Wednesday 20 February 2013

Agile BI with Endeca - Part 4 - In search of the secret Sauce

In my previous posts I setup an Endeca evaluation environment, in this post I'll go though a simple but hopefully reasonably realistic scenario to create an application in an attempt to find the Endeca "secret sauce" that has got everyone so excited.

Obviously to start with some sample data is needed. While I could reuse the quickstart data, as this is so well known and covered in the various examples to reuse it again would possibly be cheating.  Partially the unfamiliarity with the data gives a better example.

In this instance I've gone for some data that is freely available from UCAS in the UK.  These are complete datasets of the number of applications and acceptances for universities across the UK.  They are available for download here.  While this represents a reasonably easy entry point to start using Endeca, it also offers some interesting possibilities for enhancing the data from other sources.  I've started by downloading the exe files and extracting the xls files.  These then need to be uploaded to the Endeca server.

To load the files into the Endeca server we need to use an Integrator project.

At this point I will assume you have been through the YouTube Endeca webcast series this should give you the basics of how to use Endeca.

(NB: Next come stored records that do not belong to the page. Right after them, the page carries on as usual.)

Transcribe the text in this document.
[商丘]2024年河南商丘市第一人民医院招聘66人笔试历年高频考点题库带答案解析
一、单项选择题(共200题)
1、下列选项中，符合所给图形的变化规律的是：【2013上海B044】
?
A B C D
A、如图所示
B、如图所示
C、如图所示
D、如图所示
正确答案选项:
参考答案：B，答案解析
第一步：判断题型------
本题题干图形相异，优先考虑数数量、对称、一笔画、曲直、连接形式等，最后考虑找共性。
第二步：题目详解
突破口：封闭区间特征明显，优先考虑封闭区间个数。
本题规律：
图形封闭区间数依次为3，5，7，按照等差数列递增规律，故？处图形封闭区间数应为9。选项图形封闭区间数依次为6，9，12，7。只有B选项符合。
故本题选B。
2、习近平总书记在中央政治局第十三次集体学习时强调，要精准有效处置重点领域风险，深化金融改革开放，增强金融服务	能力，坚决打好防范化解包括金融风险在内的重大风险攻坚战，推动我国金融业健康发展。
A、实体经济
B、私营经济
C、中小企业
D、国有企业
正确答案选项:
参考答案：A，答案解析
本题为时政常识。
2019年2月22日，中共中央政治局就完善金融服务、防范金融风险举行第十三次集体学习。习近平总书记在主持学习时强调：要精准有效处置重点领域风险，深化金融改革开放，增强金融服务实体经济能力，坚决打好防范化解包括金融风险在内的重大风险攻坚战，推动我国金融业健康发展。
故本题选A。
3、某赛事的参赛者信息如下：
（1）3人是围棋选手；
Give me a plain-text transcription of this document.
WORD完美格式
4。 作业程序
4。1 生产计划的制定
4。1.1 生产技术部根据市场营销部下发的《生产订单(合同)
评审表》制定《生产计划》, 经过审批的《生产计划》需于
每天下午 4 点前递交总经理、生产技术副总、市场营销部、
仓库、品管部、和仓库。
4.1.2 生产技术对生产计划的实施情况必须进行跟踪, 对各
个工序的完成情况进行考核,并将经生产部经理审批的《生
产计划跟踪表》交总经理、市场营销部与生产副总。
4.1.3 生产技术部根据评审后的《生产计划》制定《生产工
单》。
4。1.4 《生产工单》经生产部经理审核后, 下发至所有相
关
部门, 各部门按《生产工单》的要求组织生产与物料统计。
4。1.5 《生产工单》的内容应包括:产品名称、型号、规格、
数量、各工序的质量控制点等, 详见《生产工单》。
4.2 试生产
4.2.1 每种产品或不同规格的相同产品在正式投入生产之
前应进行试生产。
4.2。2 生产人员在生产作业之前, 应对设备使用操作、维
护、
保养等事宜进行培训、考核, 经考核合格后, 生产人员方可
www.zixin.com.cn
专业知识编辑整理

So we need to start up integrator, which needs an X Windows Session of some sort on Linux, so I'm using VNC again.  I put some basic instructions on how to connect to a VNC session in an earlier post. The first step here is to create a new project, I have called my project UKUni.  The only of cheating I'm going to do is copy the workspace file from the quickstart application and the InitDataStore graph.  I changed the DATA_STORE_NAME parameter in the workspace to something new, I used ukuni again.

Use shell command like
mv *.xls /oracle/workspace/UkUni/data-in/
to put your recently downloaded excel files in to the data-in folder of the project. Selecting "refresh" on the folder data-in in the integrator application will make the files appear in the folder.

To load the source data we need a new graph, so right-click on the graph folder and select "New->ETL Graph".  To do any useful analysis across years we need to load and merge the multiple files we have into the datastore, this can be dong using a merge transformation, so firstly drag one of the data files from "data-in" on to the new graph.  This will create a spreadsheet loader associated with the file.

Further down the line we are going to need to create some output metadata for this loader, this is easier to do if we have the output edge connected to the next element.   In this case we know that we will need to create a key and set the year that the file corresponds to, so I'm going to use a reformat transformation to do that.  Drag a Reformat transformation onto your graph and connect the output of the loader to the input of the Reformat transformation.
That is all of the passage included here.